主人公の加藤春男は転勤で福島にやってきた若者だが、暇を持て余して、それまであまり読んだことのなかった小説を読み、その面白さに引き込まれていく。最初は少々SM趣味のある部長に、次いで居酒屋で出会って意気投合した美女・蕙の勧めで、春男の読書生活は充実したものになっていった。
春男が一冊の本を読むと、その夜の夢に小説に出てきた女性が登場する、というのがシリーズの基本パターン。夢の中の美女たちは奔放で、小説のストーリーと春男自身の置かれた状況を踏まえて、さまざまなシチュエーションが描かれていくのだ。
松本清張『鬼畜』、山田風太郎『甲賀忍法帖』、恩田陸『六番目の小夜子』、天藤真『大誘拐』のようなミステリ系の名作も取り上げられているが、これはむしろ少数派で、夏目漱石『草枕』、芥川龍之介『好色』のような古典文学からアンデルセン『マッチ売りの少女』のような童話、O・ヘンリー『賢者の贈り物』、ポール・ギャリコ『雪のひとひら』などの海外文学、金原ひとみ『蛇にピアス』のような純文学まで、とにかくジャンルの幅が広い。
イヤミスの最高峰というべき山川方夫の傑作短篇『夏の葬列』や、著者自身の代表作であるコミック『月光の囁き』までもが料理されているのが凄い。
友達以上恋人未満という感じの蕙さんとの関係が、進展しそうで進展しないのがもどかしい。

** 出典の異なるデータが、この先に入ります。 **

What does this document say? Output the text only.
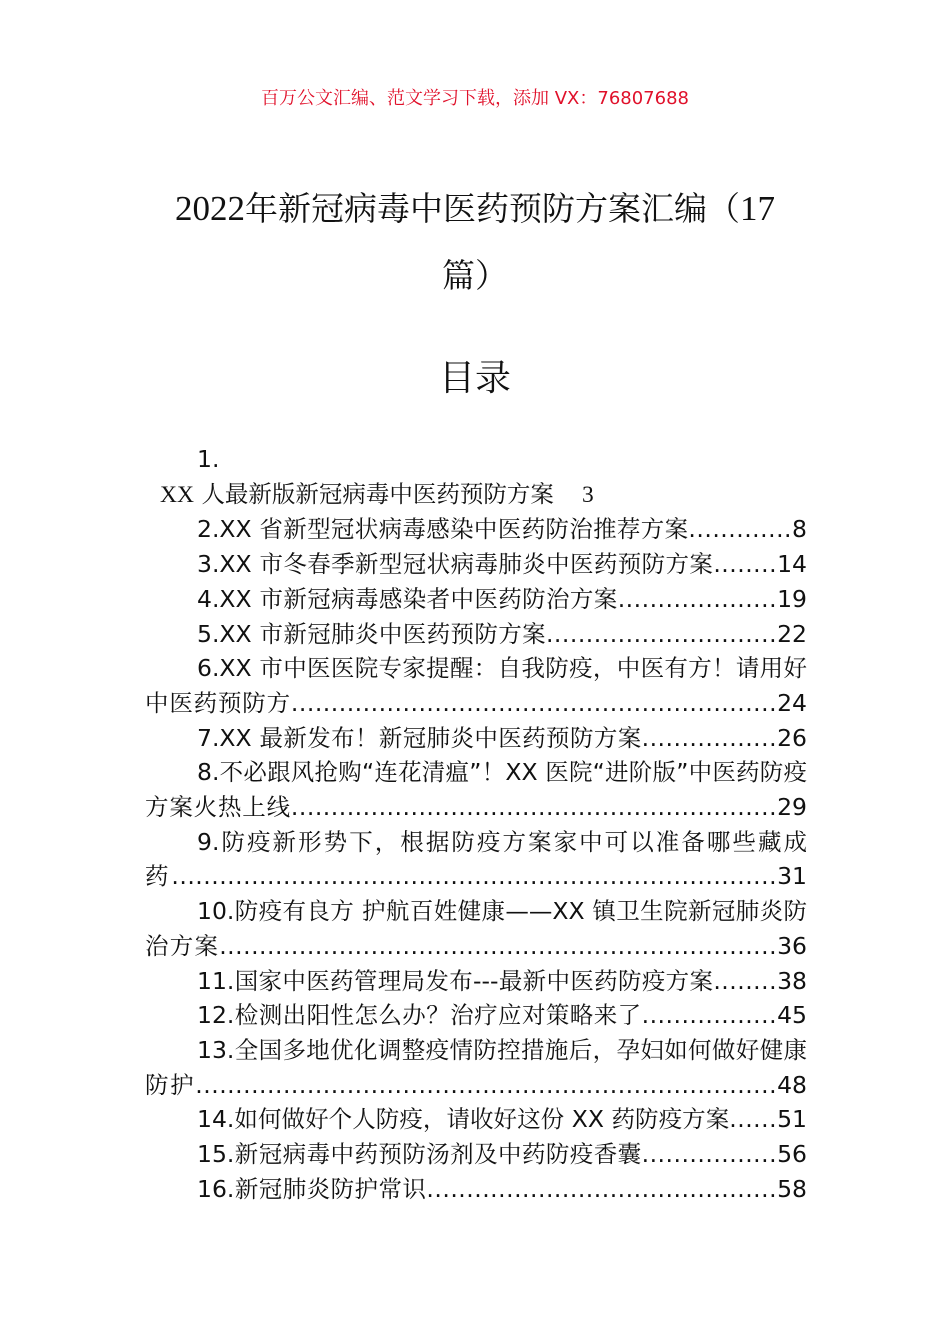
百万公文汇编、范文学习下载，添加 VX：76807688
2022年新冠病毒中医药预防方案汇编（17
篇）
目录
1.
XX 人最新版新冠病毒中医药预防方案 3
2.XX 省新型冠状病毒感染中医药防治推荐方案.............8
3.XX 市冬春季新型冠状病毒肺炎中医药预防方案........14
4.XX 市新冠病毒感染者中医药防治方案....................19
5.XX 市新冠肺炎中医药预防方案.............................22
6.XX 市中医医院专家提醒：自我防疫，中医有方！请用好中医药预防方.............................................................24
7.XX 最新发布！新冠肺炎中医药预防方案.................26
8.不必跟风抢购“连花清瘟”！XX 医院“进阶版”中医药防疫方案火热上线.............................................................29
9.防疫新形势下，根据防疫方案家中可以准备哪些藏成药............................................................................31
10.防疫有良方 护航百姓健康——XX 镇卫生院新冠肺炎防治方案......................................................................36
11.国家中医药管理局发布---最新中医药防疫方案........38
12.检测出阳性怎么办？治疗应对策略来了.................45
13.全国多地优化调整疫情防控措施后，孕妇如何做好健康防护.........................................................................48
14.如何做好个人防疫，请收好这份 XX 药防疫方案......51
15.新冠病毒中药预防汤剂及中药防疫香囊.................56
16.新冠肺炎防护常识............................................58
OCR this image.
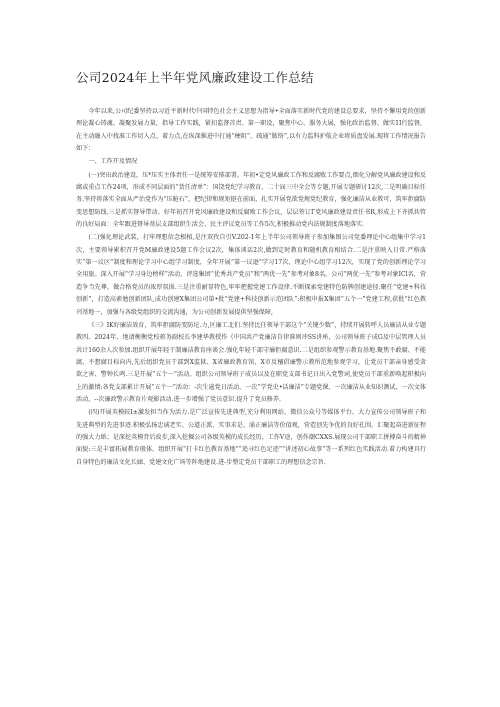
公司2024年上半年党风廉政建设工作总结

今年以来,公司纪委坚持以习近平新时代中国特色社会主义思想为指导•全面落实新时代党的建设总要求，坚持不懈用党的创新理论凝心铸魂、凝聚发展力量，指导工作实践，紧扣监督首责、第一职设，聚焦中心、服务大展，强化政治监督、做实1Ⅰ行监督，在主动融入中找准工作切入点、着力点,在纵深推进中打通“梗阻”、疏通“脓络”,以有力监科护航企业将质盘发展.现将工作情况报告如下：

一、工作开及情况

(一)突出政治建设，压*压实主体责任一是统筹安排部署。年初•定党风廉政工作和反腐败工作要点,细化分解党风廉政建设和反腐或重点工作24项，形成不同层面的“货任清单”：国饶党纪学习教育、二十届三中全会等专题,开展专题研讨12次,二是明确目标任务.坚持将落实全面从严治党作为“压舱石”，把纪律和规矩挺在前面，扎实开展党欲党规党纪教育，强化廉洁从业教可，筑牢拒腐防变思想防线.三是抓实督导带动。好年初召开党风廉政建设和反腐败工作会议，层层签订Γ党风廉政建设责任书R,形成上下齐抓共管的良好局面：全年跟进督导基层支部组织生活会、民主评议党员等工作5次,积极推动党内法规制度落地落实.

(二)强化理论武装，打牢理想信念根植,是注双孜自引V.202-1年上半年公司领导班子参加集图公司党委理论中心组集中学习1次，主要领导累积召开党M廉政建设5题工作会议2次，集体谈话2次,做到定时教育和随机教育相结合.二是注重映入日常.严格落实“第一议区”制度和理论学习中心组学习制度，全年开展“第一议逊”学习17次、理论中心组学习12次，实现了党的创新理论学习全用旅。深入开展“学习身边榜样”活动，评选集团“优秀共产党员”和“两优一先”参考对象8名，公司“两优一先”参考对象ICl名，营造争当先尊、做合格党员的浓厚氛围.三是注重耐显特色,牢牢把握党建工作设律.不断探索党建特色防牌创建途径.聚任“党建+科技创新”，打造高素勉创新团队,成功创建X集团公司第•批“党建+科技创新示范团队”:积极申报X集团“五个一”党建工程,获批“红色教刊基地一，加强与各级党组织的交流沟通，为公司创新发展提供坚强保障,

《三》IK好廉洁效育，筑牢拒腐防变防坨.力,区廉工北们.坚持比任领导干部这个“关键少数”，持续开展转呼人员廉洁从业专题教四。2024年，地请衡衡党校蒋务副校长李建华教授作《中国共产党廉洁自律准则冲SS讲座，公司领导班子成G及中层管理人员共计160余人次参加.组织开展年轻干制廉洁教育座谈会.强化年轻干部守廉拒腐意识.二是组织参观警示教育基地.聚焦不敢腐、不能腐、不想腐目标向内,先后组织党员干部到X监狱、X省廉政教育馆、X市反檀倡廉警示教所范地参观学习，让党员干部亲身感受贪欲之害、警钟长鸣.三是开展“五个一”活动。组织公司领导班子成员以及在职党支部书记日出入党警词,使党员干部重新唤起积极向上的激情:各党支部累计开展“五个一”活动：-次生逾党日活动、一次“学党史•话廉洁”专题党课、一次廉洁从业知识测试、一次文体活动、--次廉政警示教育片观影活动.进一步增强了党员意识.提升了党员修养.

(四)开展英模较I±激发担当作为活力.是广泛宣传先进典型,充分利用网站、微信公众号等媒体平台，大力宣传公司领导班子和先进典型的先进事迹.积极弘扬忠诚老实、公道正派、实事求是、涌正廉洁等价值观，营造创先争优的良好孔围，汇聚起奋进新征程的强大力紙；是深挖英模背后故步,深入挖掘公司各级英模的成长经历、工作V途，创作潮CXXS.展现公司干部职工拼搏奋斗的精神面貌:三是丰富拓展教育般体，组织开展“打卡红色教育基地”“追寻红色足迹”“讲述初心故事”等一系列红色实践活动.着力构建具行自身特色的廉洁文化长廊、党建文化广场等阵地建设.进-步整定党员干部职工的理想信念宗旨.
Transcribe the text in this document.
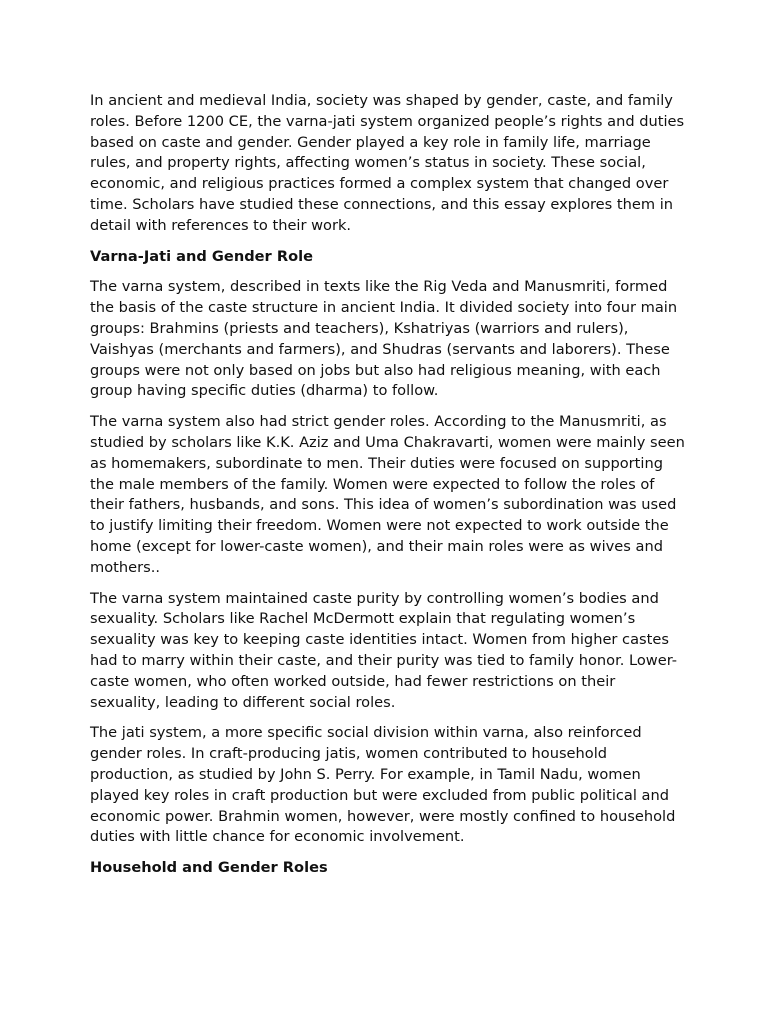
In ancient and medieval India, society was shaped by gender, caste, and family roles. Before 1200 CE, the varna-jati system organized people’s rights and duties based on caste and gender. Gender played a key role in family life, marriage rules, and property rights, affecting women’s status in society. These social, economic, and religious practices formed a complex system that changed over time. Scholars have studied these connections, and this essay explores them in detail with references to their work.

Varna-Jati and Gender Role

The varna system, described in texts like the Rig Veda and Manusmriti, formed the basis of the caste structure in ancient India. It divided society into four main groups: Brahmins (priests and teachers), Kshatriyas (warriors and rulers), Vaishyas (merchants and farmers), and Shudras (servants and laborers). These groups were not only based on jobs but also had religious meaning, with each group having specific duties (dharma) to follow.

The varna system also had strict gender roles. According to the Manusmriti, as studied by scholars like K.K. Aziz and Uma Chakravarti, women were mainly seen as homemakers, subordinate to men. Their duties were focused on supporting the male members of the family. Women were expected to follow the roles of their fathers, husbands, and sons. This idea of women’s subordination was used to justify limiting their freedom. Women were not expected to work outside the home (except for lower-caste women), and their main roles were as wives and mothers..

The varna system maintained caste purity by controlling women’s bodies and sexuality. Scholars like Rachel McDermott explain that regulating women’s sexuality was key to keeping caste identities intact. Women from higher castes had to marry within their caste, and their purity was tied to family honor. Lower-caste women, who often worked outside, had fewer restrictions on their sexuality, leading to different social roles.

The jati system, a more specific social division within varna, also reinforced gender roles. In craft-producing jatis, women contributed to household production, as studied by John S. Perry. For example, in Tamil Nadu, women played key roles in craft production but were excluded from public political and economic power. Brahmin women, however, were mostly confined to household duties with little chance for economic involvement.

Household and Gender Roles
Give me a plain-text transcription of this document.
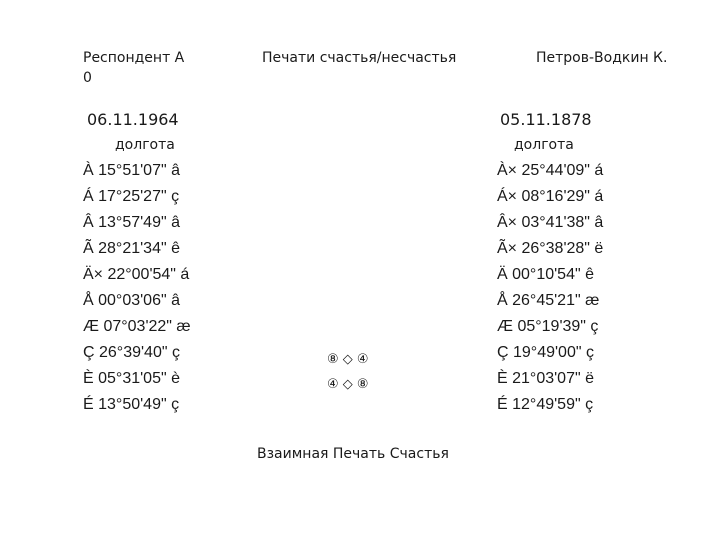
Респондент А
0
Печати счастья/несчастья	Петров-Водкин К.
06.11.1964
долгота
À 15°51'07" â
Á 17°25'27" ç
Â 13°57'49" â
Ã 28°21'34" ê
Ä× 22°00'54" á
Å 00°03'06" â
Æ 07°03'22" æ
Ç 26°39'40" ç
È 05°31'05" è
É 13°50'49" ç
05.11.1878
долгота
À× 25°44'09" á
Á× 08°16'29" á
Â× 03°41'38" â
Ã× 26°38'28" ë
Ä 00°10'54" ê
Å 26°45'21" æ
Æ 05°19'39" ç
Ç 19°49'00" ç
È 21°03'07" ë
É 12°49'59" ç
⑧ ◇ ④
④ ◇ ⑧
Взаимная Печать Счастья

それでもすれ違いになると思われたクリスマス回では、クリスマス・ストーリーの定石通り、最後にささやかな奇跡が起こるのだ。
春男の人間関係の変化が描かれる現実世界パートと、小説に登場した女性たちとの妄想が描かれる夢パートが、絶妙な形でリンクしていくところが、この巻の読みどころといっていいだろう。
小説という虚構を楽しむ行為は、単に作り物の世界を体験することではなく、実際の人生にも影響を与えうる大きな力なのだ。喜国さんは、物語の持つ力そのものを物語にする、という離れ業に挑んで、見事に成功を収めている。
この欄でシリーズ第一巻をご紹介したときの結びと同じことを、今回も言っておこう。本書は、読書好きなら満足間違いなしの傑作である。